While the ACA has the potential to improve access to care and narrow the chasm between who gets good health care and who does not in this country, access begins with understanding. Hispanic Americans, the fastest growing minority in this country, may be hampered from the start. Stopping the crippling disparities Hispanic Americans face in pain management can only occur once the language barriers and misconceptions are addressed.
The first hindrance is in the language itself, and this occurs in the very naming of the site through which Hispanic Americans should sign up for benefits. Since there is no direct translation for the word “healthcare” in Spanish, the Spanish language counterpart of healthcare.gov is cuidadodesalud.gov. This translates to being “careful” with health. It’s not exactly the same meaning. Not only may access get lost in translation, but pain management could, too.
My residents universally know that dolor means “pain.” As anesthesiologists, our expertise is in removing pain. Yet, in my experience, I have seen that not everyone’s pain goes away.
Pain is one of the most common reasons patients seek medical attention. It can interfere with the ability to do basic activities, and untreated pain can significantly worsen a person’s quality of life. Pain is also incredibly costly; in the United States, pain costs between $560 and $635 billion annually, counting lost days of work and treatment fees.
What many don’t know is that your race and ethnicity can affect whether or not you receive treatment for pain. This is true particularly for Hispanics. Several studies have shown that Hispanic patients are less likely to receive pain medication during acutely painful situations, such as in the management of surgical pain, or after breaking a bone. Disparities have also been found in the treatment of more chronic painful conditions, like cancer.
Duele. It hurts. As a trainee, who grew up in a Spanish-speaking household in Miami, I saw Hispanic women repeatedly refuse treatment for labor pain. In fact, that one word altered my career path, and I chose to focus my research on understanding racial and ethnic disparities in pain management.
What I found was that there was a large disparity in epidural use. My colleagues and I at Northwestern Memorial Hospital initially thought that the desire for a natural childbirth would be the leading reason pregnant women would reject an epidural for labor. After interviewing more than 500 women, we were surprised to learn that almost half of them declined an epidural for labor due to fear and misconceptions about what the procedure is and what it does. Women feared that they or their babies would be harmed. Among Hispanic women, two major concerns emerged: the fear of chronic back pain and the fear of paralysis. Multiple studies have shown that there is no association between the use of an epidural for labor and future back pain.
Similarly, another survey of 50 Hispanic women found that 76 percent were avoiding epidurals because they were afraid of being paralyzed. One woman that we interviewed as part of one of my studies was adamant that any movement during the procedure could cause paralysis, which is simply not true.
Miedo. This means fear. Many would say that pain is subjective, and that it is a patient’s choice whether to treat pain; however, while that is true, patients need to have the right information to manage pain appropriately. As we found with the fear of paralysis and epidurals, patients may be making decisions on pain management due to unfounded fears.
These fears need to be addressed through education, in language that patients can understand. The Hispanic community is diverse, and not all needs are the same, as a recent landmark study of Latinos health needs by the National Heart, Lung and Blood Institute affirmed.
As patients or family members, we should ask questions, and not assume we completely understand how to manage pain. As physicians, we should ensure that patients understand their pain management choices.
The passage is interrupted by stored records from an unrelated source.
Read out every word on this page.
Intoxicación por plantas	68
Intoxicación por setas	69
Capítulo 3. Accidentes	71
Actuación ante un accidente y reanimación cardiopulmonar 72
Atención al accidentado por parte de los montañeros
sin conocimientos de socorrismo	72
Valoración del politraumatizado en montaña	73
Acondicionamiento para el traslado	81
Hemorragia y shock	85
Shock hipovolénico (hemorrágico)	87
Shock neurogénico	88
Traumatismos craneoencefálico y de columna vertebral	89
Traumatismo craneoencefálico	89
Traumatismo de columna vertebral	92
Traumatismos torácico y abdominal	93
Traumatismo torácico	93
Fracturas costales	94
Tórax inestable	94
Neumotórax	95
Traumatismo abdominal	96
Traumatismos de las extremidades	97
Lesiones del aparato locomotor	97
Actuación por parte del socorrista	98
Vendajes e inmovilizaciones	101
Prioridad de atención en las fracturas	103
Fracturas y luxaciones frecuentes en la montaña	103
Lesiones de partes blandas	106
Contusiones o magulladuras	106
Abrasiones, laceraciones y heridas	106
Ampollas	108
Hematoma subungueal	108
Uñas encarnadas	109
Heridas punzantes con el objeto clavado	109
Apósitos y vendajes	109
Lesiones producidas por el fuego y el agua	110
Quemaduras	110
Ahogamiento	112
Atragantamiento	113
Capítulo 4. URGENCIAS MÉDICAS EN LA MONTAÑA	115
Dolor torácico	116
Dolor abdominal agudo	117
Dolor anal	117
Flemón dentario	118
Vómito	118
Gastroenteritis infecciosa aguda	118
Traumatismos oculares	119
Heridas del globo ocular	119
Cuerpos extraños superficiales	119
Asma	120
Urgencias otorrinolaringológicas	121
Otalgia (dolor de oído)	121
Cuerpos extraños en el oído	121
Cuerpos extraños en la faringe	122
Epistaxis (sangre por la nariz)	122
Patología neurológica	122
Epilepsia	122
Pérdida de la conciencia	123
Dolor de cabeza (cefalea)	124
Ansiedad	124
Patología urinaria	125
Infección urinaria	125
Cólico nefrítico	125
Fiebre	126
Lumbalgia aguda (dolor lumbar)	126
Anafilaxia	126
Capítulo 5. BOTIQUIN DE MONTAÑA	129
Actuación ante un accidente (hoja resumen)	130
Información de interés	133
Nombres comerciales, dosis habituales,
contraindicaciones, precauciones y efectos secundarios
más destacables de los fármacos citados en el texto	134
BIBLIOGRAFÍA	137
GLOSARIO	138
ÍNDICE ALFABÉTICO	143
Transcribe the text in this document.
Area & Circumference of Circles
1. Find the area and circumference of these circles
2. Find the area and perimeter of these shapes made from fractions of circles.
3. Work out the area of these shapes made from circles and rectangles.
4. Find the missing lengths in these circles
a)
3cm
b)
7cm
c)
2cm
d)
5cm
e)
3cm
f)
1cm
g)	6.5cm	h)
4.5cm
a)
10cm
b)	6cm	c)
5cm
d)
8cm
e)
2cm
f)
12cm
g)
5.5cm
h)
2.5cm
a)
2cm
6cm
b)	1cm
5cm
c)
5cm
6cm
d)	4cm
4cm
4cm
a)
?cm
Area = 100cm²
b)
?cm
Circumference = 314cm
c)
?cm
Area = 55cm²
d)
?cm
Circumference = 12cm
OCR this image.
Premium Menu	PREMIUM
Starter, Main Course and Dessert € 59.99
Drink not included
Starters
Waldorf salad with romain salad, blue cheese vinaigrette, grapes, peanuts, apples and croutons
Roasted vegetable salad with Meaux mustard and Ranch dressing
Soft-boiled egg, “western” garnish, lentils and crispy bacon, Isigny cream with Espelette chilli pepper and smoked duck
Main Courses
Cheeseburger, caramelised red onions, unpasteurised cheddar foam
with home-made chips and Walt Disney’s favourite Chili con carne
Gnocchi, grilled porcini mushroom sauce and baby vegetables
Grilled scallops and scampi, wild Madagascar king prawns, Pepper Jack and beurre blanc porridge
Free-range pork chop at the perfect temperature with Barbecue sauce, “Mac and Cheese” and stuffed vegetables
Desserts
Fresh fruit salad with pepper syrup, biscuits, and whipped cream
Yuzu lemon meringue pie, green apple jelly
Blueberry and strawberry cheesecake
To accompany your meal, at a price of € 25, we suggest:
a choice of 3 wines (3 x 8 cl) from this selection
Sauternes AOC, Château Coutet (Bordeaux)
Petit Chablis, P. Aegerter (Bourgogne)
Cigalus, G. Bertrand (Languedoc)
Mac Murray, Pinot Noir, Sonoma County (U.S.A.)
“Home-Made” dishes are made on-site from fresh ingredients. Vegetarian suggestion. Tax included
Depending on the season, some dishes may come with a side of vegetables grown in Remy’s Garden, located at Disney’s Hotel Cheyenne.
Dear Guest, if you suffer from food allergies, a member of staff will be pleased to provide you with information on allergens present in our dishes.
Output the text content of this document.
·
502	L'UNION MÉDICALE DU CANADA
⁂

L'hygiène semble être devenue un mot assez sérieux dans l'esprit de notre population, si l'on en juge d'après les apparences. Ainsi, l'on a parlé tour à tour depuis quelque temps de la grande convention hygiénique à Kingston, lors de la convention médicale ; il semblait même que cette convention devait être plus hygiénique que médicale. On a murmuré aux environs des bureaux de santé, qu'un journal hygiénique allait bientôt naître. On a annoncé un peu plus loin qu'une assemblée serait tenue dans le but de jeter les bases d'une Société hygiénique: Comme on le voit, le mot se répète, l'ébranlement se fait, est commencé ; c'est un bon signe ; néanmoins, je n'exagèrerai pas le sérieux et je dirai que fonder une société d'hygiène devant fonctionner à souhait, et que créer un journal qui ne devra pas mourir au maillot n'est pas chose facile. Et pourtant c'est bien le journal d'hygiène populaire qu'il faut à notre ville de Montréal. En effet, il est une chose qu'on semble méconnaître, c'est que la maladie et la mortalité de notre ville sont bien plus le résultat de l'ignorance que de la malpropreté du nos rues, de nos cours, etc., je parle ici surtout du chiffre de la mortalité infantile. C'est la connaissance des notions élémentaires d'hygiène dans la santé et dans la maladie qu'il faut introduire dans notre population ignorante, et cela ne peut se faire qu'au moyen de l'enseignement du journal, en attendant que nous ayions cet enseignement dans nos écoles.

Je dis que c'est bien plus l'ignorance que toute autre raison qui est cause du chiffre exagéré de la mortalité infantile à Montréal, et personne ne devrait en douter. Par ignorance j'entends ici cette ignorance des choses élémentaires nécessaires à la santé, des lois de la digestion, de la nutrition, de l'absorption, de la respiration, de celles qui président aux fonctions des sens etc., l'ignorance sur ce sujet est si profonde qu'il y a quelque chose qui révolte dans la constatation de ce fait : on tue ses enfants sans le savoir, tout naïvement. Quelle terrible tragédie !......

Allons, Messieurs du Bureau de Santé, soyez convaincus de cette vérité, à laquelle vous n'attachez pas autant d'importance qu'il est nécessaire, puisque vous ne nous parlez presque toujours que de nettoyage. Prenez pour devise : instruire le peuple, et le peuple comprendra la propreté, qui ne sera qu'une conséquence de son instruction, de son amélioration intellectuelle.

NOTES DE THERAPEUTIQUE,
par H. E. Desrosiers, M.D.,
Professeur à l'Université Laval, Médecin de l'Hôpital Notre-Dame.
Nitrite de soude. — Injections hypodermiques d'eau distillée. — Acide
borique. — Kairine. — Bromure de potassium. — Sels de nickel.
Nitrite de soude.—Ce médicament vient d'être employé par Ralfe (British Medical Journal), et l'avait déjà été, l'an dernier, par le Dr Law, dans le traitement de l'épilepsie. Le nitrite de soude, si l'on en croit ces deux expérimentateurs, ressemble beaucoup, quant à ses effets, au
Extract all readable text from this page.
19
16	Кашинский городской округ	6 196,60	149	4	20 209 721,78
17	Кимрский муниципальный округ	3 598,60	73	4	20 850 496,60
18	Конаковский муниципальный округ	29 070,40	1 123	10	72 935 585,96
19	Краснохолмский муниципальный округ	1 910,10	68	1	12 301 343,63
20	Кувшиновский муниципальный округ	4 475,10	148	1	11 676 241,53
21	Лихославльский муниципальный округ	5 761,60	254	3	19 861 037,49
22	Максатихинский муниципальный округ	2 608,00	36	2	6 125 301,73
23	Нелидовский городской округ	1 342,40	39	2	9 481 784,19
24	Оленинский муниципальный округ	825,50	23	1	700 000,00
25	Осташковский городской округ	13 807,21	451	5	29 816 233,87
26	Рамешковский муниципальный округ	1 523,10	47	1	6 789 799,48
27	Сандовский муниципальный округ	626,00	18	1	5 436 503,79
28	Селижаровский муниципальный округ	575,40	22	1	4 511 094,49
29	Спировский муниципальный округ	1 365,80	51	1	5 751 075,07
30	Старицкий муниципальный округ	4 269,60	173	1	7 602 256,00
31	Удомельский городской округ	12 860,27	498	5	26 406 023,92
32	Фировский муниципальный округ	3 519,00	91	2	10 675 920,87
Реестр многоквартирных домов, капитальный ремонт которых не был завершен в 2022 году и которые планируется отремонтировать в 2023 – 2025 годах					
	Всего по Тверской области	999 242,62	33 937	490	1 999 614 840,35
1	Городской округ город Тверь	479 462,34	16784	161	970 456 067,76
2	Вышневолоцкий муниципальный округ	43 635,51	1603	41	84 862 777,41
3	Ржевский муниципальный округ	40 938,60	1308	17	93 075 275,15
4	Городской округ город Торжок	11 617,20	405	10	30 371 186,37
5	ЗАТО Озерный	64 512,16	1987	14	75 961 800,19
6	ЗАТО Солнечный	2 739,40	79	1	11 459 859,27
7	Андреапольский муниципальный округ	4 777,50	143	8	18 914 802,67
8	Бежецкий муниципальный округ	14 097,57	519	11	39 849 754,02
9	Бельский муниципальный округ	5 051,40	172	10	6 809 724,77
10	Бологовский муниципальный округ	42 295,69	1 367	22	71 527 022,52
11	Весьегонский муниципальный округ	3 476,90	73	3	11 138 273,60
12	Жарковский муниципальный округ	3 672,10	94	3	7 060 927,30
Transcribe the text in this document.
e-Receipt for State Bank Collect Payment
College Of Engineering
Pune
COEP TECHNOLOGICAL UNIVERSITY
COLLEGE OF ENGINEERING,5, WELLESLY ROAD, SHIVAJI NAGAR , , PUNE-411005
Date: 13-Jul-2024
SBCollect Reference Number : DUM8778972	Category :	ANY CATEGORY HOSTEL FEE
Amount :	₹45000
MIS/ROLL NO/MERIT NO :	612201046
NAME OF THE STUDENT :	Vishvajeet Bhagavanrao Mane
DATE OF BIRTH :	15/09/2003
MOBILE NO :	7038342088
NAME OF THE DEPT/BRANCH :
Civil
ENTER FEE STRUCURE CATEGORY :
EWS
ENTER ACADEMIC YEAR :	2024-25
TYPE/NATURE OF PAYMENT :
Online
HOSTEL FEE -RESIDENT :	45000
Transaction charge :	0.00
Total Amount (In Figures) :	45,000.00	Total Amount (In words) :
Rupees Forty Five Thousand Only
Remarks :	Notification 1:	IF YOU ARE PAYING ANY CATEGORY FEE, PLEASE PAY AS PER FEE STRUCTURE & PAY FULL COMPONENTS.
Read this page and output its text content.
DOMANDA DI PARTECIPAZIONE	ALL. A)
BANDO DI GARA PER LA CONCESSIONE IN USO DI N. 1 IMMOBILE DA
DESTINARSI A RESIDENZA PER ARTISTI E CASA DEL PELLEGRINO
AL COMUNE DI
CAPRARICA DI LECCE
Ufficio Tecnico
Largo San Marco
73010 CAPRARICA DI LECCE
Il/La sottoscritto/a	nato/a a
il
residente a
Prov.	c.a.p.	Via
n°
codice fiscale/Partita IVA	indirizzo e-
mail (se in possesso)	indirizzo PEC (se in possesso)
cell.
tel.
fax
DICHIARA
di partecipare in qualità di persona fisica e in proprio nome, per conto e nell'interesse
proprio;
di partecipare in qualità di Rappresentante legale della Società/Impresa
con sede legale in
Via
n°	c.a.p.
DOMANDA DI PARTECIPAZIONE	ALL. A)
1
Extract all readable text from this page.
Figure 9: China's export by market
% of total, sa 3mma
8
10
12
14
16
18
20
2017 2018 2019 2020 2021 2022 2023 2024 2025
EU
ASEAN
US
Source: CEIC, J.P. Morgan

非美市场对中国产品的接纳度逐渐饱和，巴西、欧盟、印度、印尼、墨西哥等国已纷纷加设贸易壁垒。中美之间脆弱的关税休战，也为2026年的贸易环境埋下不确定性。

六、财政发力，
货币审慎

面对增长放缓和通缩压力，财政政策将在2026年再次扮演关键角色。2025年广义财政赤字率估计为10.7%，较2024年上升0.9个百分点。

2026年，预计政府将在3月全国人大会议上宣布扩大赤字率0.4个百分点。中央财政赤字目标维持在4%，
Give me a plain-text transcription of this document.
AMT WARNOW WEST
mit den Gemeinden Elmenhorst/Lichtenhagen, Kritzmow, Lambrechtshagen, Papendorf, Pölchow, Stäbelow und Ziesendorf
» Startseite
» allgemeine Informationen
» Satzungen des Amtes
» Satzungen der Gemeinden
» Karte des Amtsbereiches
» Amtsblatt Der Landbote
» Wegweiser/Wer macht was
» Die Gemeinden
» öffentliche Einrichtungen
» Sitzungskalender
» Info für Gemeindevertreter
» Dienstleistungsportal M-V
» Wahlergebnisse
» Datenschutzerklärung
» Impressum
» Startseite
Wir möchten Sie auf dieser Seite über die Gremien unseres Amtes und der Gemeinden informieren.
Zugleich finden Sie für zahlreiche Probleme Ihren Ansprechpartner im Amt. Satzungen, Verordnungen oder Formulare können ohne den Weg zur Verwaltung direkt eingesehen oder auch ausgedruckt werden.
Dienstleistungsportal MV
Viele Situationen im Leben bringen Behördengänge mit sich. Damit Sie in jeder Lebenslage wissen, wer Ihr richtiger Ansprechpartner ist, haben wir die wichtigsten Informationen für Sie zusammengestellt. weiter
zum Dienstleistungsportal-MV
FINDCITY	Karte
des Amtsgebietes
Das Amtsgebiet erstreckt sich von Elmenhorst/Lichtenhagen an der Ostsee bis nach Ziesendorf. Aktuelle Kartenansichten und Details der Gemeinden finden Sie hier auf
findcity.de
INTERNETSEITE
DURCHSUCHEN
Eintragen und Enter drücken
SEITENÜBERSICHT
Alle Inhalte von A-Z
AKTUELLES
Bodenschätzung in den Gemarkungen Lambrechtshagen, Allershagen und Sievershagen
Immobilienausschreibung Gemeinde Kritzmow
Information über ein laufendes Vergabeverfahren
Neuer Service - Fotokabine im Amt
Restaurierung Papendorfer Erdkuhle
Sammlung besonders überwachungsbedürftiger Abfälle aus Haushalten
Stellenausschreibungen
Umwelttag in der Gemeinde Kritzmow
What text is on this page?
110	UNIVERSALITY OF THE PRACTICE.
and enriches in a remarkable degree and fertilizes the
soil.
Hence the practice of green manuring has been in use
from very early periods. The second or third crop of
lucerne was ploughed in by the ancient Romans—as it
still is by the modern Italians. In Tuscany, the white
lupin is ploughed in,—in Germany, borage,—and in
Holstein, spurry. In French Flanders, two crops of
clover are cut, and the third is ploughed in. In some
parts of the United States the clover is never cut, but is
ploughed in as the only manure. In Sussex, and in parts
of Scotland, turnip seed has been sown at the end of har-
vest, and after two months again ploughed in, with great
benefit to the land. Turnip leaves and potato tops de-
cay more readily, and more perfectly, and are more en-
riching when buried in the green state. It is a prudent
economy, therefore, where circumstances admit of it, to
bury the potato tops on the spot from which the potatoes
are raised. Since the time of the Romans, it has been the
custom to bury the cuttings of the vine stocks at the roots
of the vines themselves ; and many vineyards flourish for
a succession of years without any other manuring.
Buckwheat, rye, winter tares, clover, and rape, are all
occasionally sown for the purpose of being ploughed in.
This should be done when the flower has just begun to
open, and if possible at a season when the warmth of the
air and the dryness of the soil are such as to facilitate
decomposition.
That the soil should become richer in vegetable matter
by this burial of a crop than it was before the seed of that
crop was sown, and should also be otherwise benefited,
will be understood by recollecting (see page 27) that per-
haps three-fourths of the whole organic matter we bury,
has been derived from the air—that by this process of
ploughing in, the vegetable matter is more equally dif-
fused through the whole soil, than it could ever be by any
No one knows if targeted, culturally sensitive education will reduce disparities in pain management in the Hispanic community; but such education has been effective in improving knowledge in other areas where misconceptions exist among Hispanics, such as in organ donation. For instance, some believe that physicians may not try to save a dying patient if they know the patient is an organ donor, or that wealthy patients on the transplant waiting list have priority for available organs. Neither of these are true.
We need to do more to understand the health of the Hispanic community, y tenemos que tener cuidado, we need to be careful, when it comes to our health, so that moving forward, we can eliminate racial and ethnic disparities in healthcare.
Paloma Toledo, M.D., M.P.H. is an Assistant Professor of Anesthesiology at Northwestern University and an OpEd Public Voices Fellow. Dr. Toledo's research is funded by the Robert Wood Johnson foundation and focuses on reducing racial and ethnic disparities in pain control.